Keinginan Koalisi Indonesia Hebat (KIH) mengajak beberapa partai di Koalisi Merah Putih (KMP) berkoalisi akan sulit terjadi.

oleh Putu Merta Surya PutraDiterbitkan 06 Oktober 2014, 15:25 WIB
Prabowo Subianto bersama pimpinan partai-partai Koalisi Merah Putih. (Liputan6.com/Andrian M Tunay)

Liputan6.com, Jakarta - Keinginan Koalisi Indonesia Hebat (KIH) mengajak beberapa partai di Koalisi Merah Putih (KMP) berkoalisi akan sulit terjadi. Bagaikan minyak dan air.

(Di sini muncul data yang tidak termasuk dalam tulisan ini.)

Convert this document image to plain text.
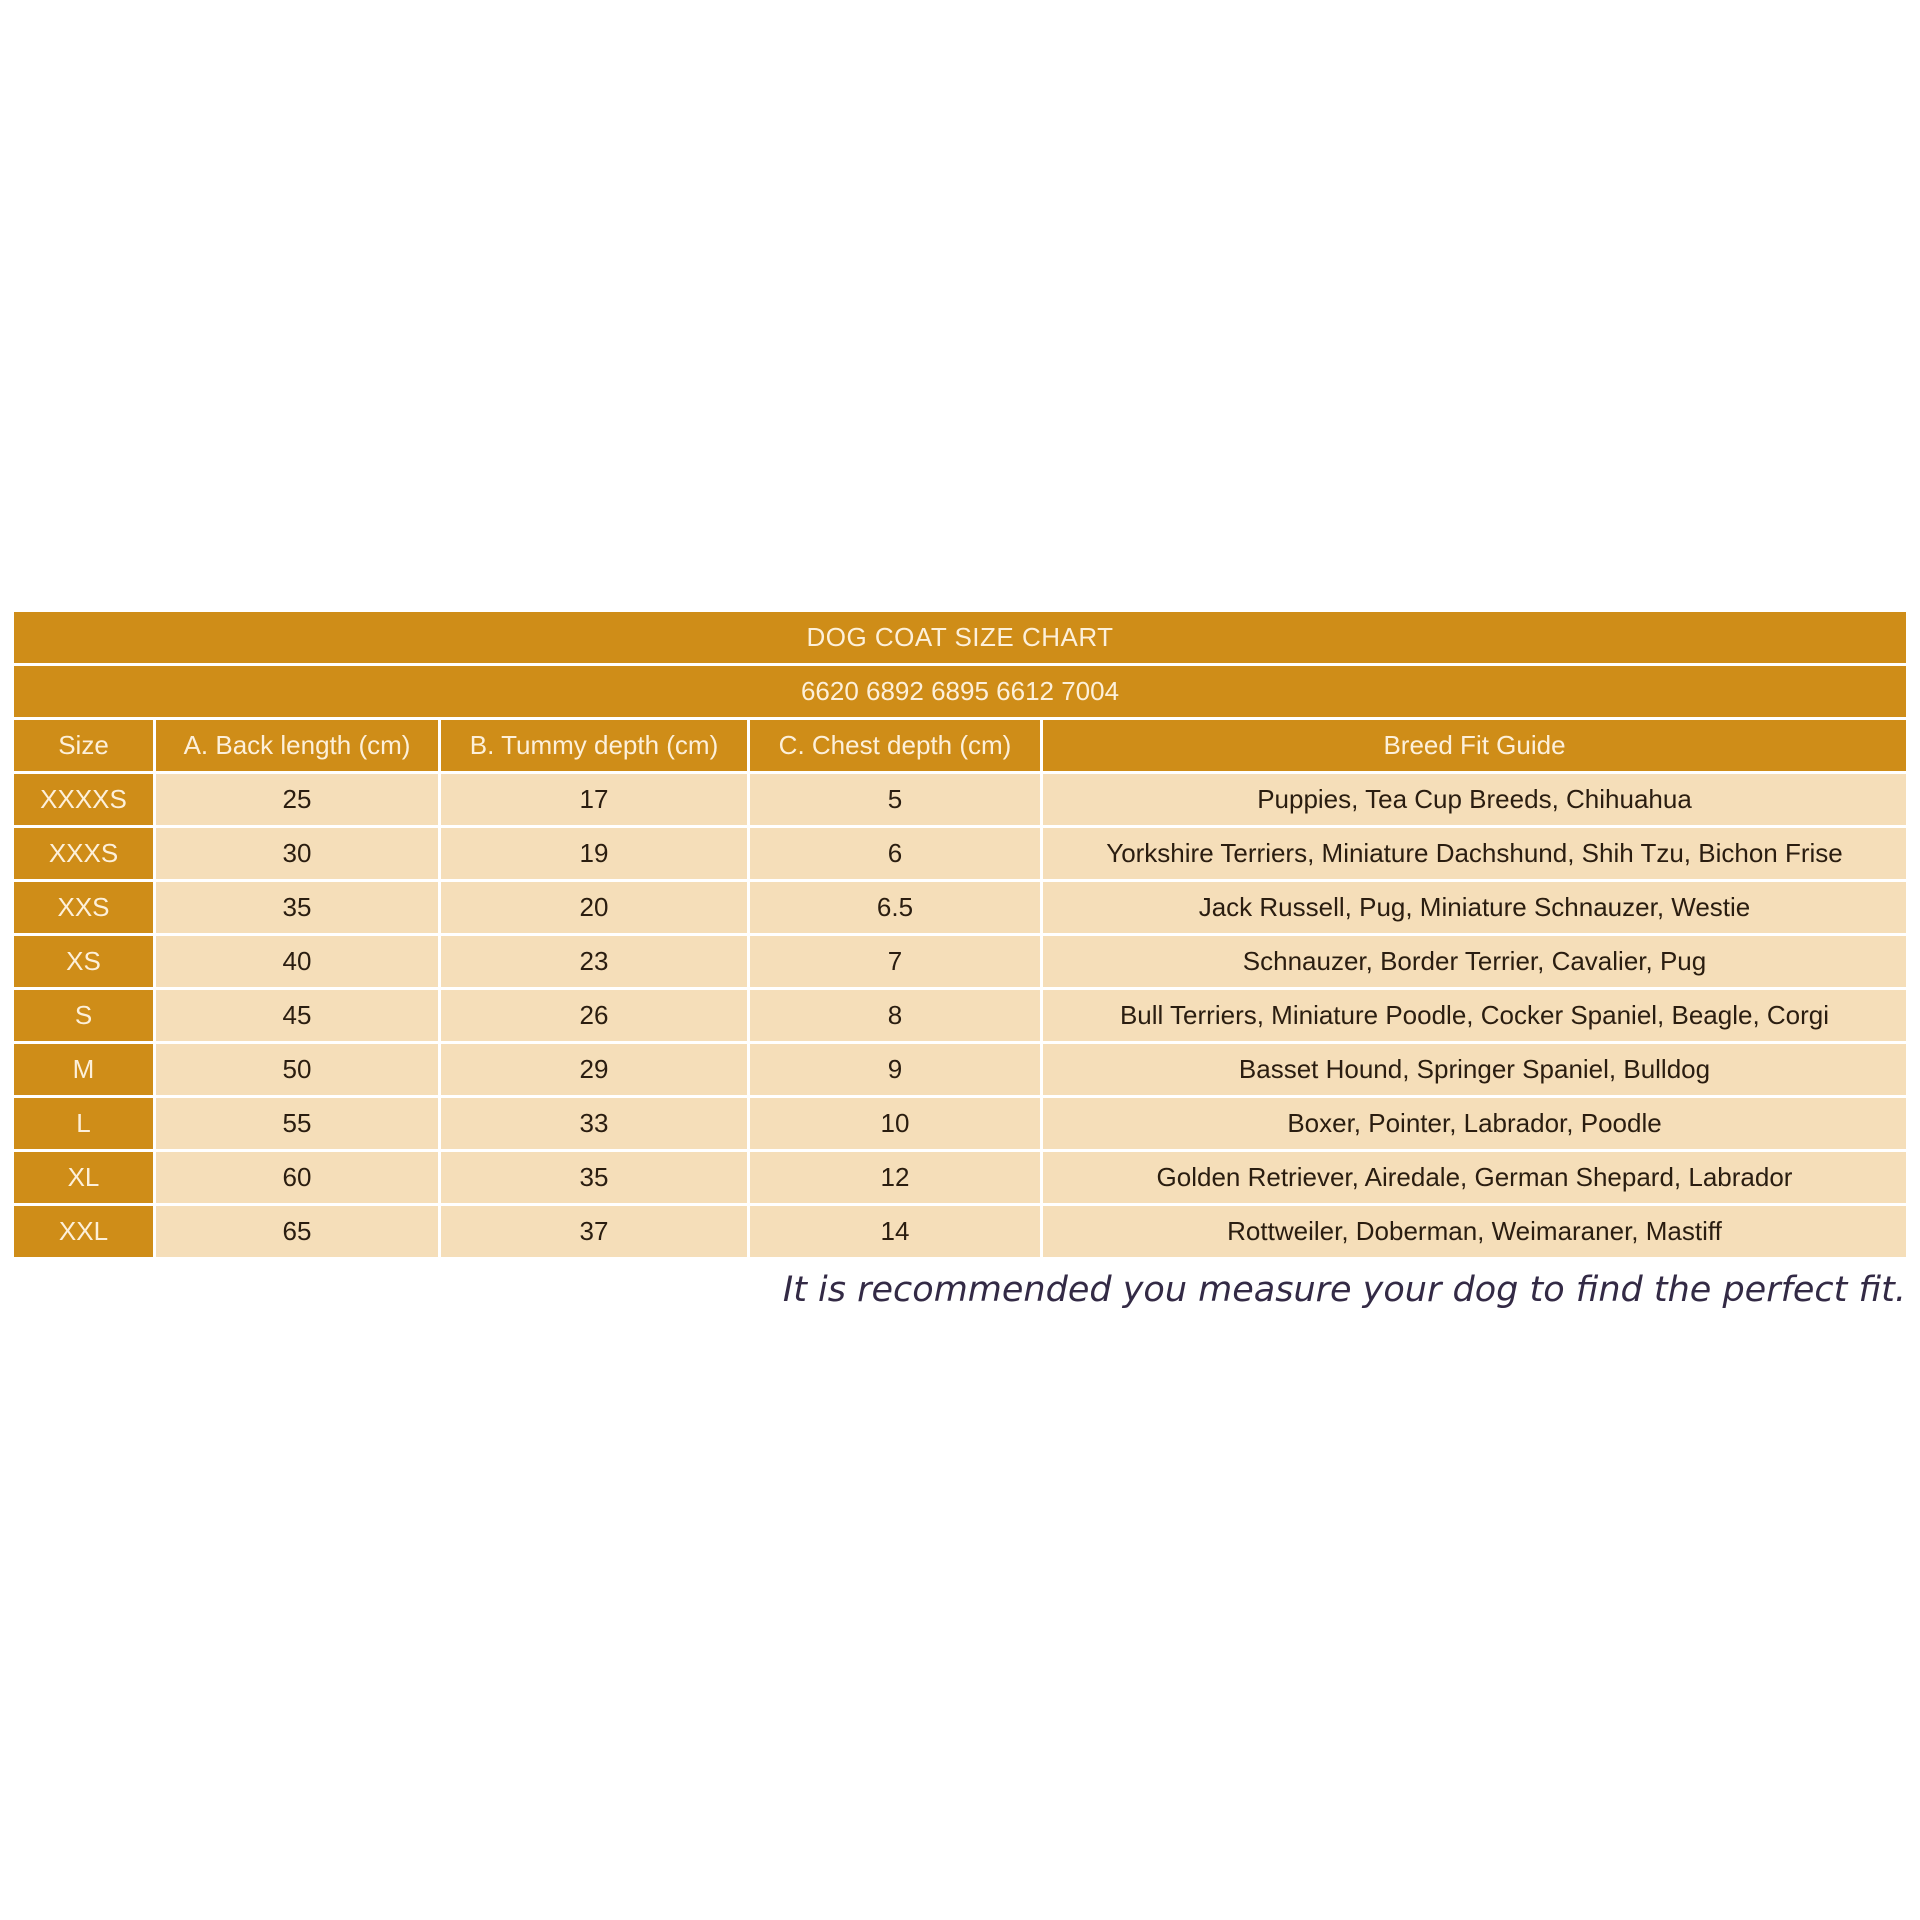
DOG COAT SIZE CHART				
6620 6892 6895 6612 7004				
Size	A. Back length (cm)	B. Tummy depth (cm)	C. Chest depth (cm)	Breed Fit Guide
XXXXS	25	17	5	Puppies, Tea Cup Breeds, Chihuahua
XXXS	30	19	6	Yorkshire Terriers, Miniature Dachshund, Shih Tzu, Bichon Frise
XXS	35	20	6.5	Jack Russell, Pug, Miniature Schnauzer, Westie
XS	40	23	7	Schnauzer, Border Terrier, Cavalier, Pug
S	45	26	8	Bull Terriers, Miniature Poodle, Cocker Spaniel, Beagle, Corgi
M	50	29	9	Basset Hound, Springer Spaniel, Bulldog
L	55	33	10	Boxer, Pointer, Labrador, Poodle
XL	60	35	12	Golden Retriever, Airedale, German Shepard, Labrador
XXL	65	37	14	Rottweiler, Doberman, Weimaraner, Mastiff
It is recommended you measure your dog to find the perfect fit.
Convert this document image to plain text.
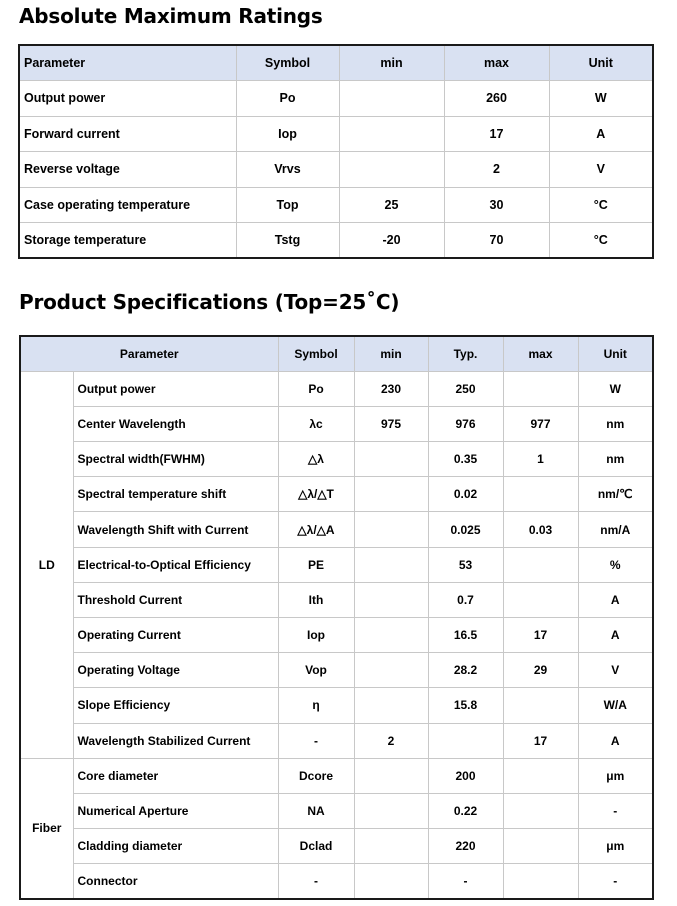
Absolute Maximum Ratings
Parameter	Symbol	min	max	Unit
Output power	Po		260	W
Forward current	Iop		17	A
Reverse voltage	Vrvs		2	V
Case operating temperature	Top	25	30	°C
Storage temperature	Tstg	-20	70	°C
Product Specifications (Top=25˚C)
Parameter		Symbol	min	Typ.	max	Unit
LD	Output power	Po	230	250		W
	Center Wavelength	λc	975	976	977	nm
	Spectral width(FWHM)	△λ		0.35	1	nm
	Spectral temperature shift	△λ/△T		0.02		nm/℃
	Wavelength Shift with Current	△λ/△A		0.025	0.03	nm/A
	Electrical-to-Optical Efficiency	PE		53		%
	Threshold Current	Ith		0.7		A
	Operating Current	Iop		16.5	17	A
	Operating Voltage	Vop		28.2	29	V
	Slope Efficiency	η		15.8		W/A
	Wavelength Stabilized Current	-	2		17	A
Fiber	Core diameter	Dcore		200		μm
	Numerical Aperture	NA		0.22		-
	Cladding diameter	Dclad		220		μm
	Connector	-		-		-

"Tidak perlu melibatkan KMP, bahwa 10 tahun terakhir, partai-partai dalam KMP sudah diberikan kesempatan membangun negeri tapi masih gagal. Tentu jika niat untuk bersatu, jelas seperti minyak dan air," jelas Ketua Koalisi Anti Utang (KAU) Dani Setiawan di Jakarta, Senin (6/10/2014).

Menurutnya, tanpa bergabungnya parpol di Koalisi Merah Putih dapat dijadikan Jokowi sebagai pembuktian bahwa dia presiden yang antimafia hukum.

"Harusnya momentum seperti ini ditunjukan oleh Jokowi-JK untuk memperlihatkan komitmennya dalam membangun bangsa, bukan ikut ke dalam pusaran," tegas dia.

Dani menegaskan, jika Jokowi terjebak dalam pusaran KMP, itu tentunya akan mencederai konstitusi. "Intinya Jokowi jangan takut dan jangan mau ikut KMP. Jika masih terjebak itu sama saja mengkhianati konstitusi Pancasila," pungkas Dani.